MOSCOW (AP)–Seven former Soviet nations including Russia will form a joint rapid reaction force, the Russian president said Wednesday — as the Kremlin seeks to squeeze the United States out of energy-rich Central Asia.

The announcement was made just a day after Kyrgyzstan said it would end its U.S. lease of a key air base that supports military operations in Afghanistan. Evicting U.S. troops from Kyrgyzstan would mark a victory for Moscow in its battle for influence in what it considers its historic backyard.

President Dmitry Medvedev said Russia, Armenia, Belarus and four Central Asian nations — Kazakhstan, Kyrgyzstan, Tajikistan and Uzbekistan — had reached the agreement to form a new security force during a summit of the Moscow-dominated Collective Security Treaty Organization on Wednesday.

The force would add a military dimension to the alliance, which so far has served mostly as a forum for consultations.

"We all have agreed on the need" for the force, Medvedev said, but he did not give details of how the force would be composed. On Tuesday, he said Russia and Belarus would also be forming a joint military system to monitor and defend their air space.

Russia, the U.S. and China have been vying for influence in the Caspian and Central Asia region, which is believed to contain the world’s third-largest energy reserves. The rivalry has been compared to the 19th-century Great Game between the British Empire and Czarist Russia for dominance in the region.

When the U.S. launched the war in Afghanistan after the Sept. 11, 2001, terror attacks, Russia’s president at the time, Vladimir Putin, had welcomed U.S. troops in Central Asia. The move helped to temporarily improve U.S.-Russia relations, but as relations worsened again Moscow became impatient about the U.S. presence.

Moscow set up its own air base in Kyrgyzstan in 2003, and then scored another point in 2005, when Uzbekistan evicted U.S. troops from an air base near the Afghan border.

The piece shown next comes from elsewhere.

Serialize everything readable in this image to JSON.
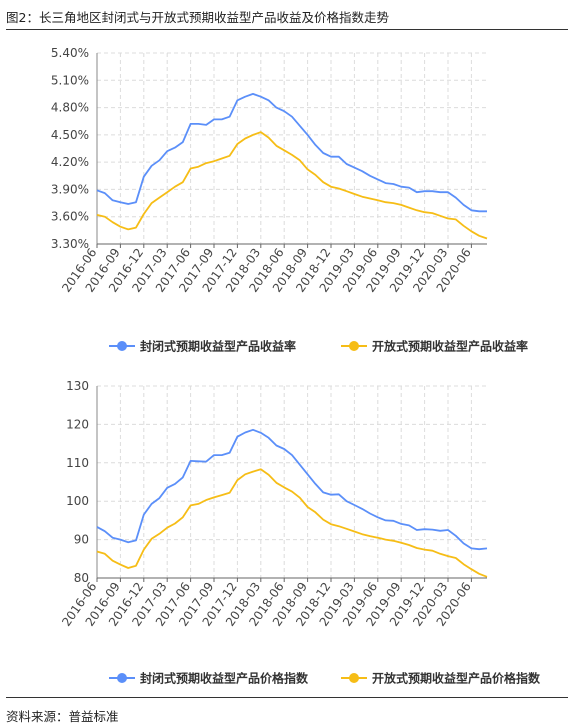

On Tuesday, Kyrgyzstan followed suit with President Kurmanbek Bakiyev announcing his intention to shut the U.S. base after Russia agreed to provide Kyrgyzstan with $2 billion in loans plus $150 million in aid.

The lease deal obliges Kyrgyzstan to give the U.S. 180 days notice to clear the base. The U.S. Embassy in Kyrgyzstan said no formal notice had been delivered, and said talks on the issue would continue. But the Kyrgyz government later sent a bill to parliament calling for the base agreement to be ended.

Medvedev has said Russia welcomes the transit of non-lethal U.S. cargo for troops in Afghanistan through the region.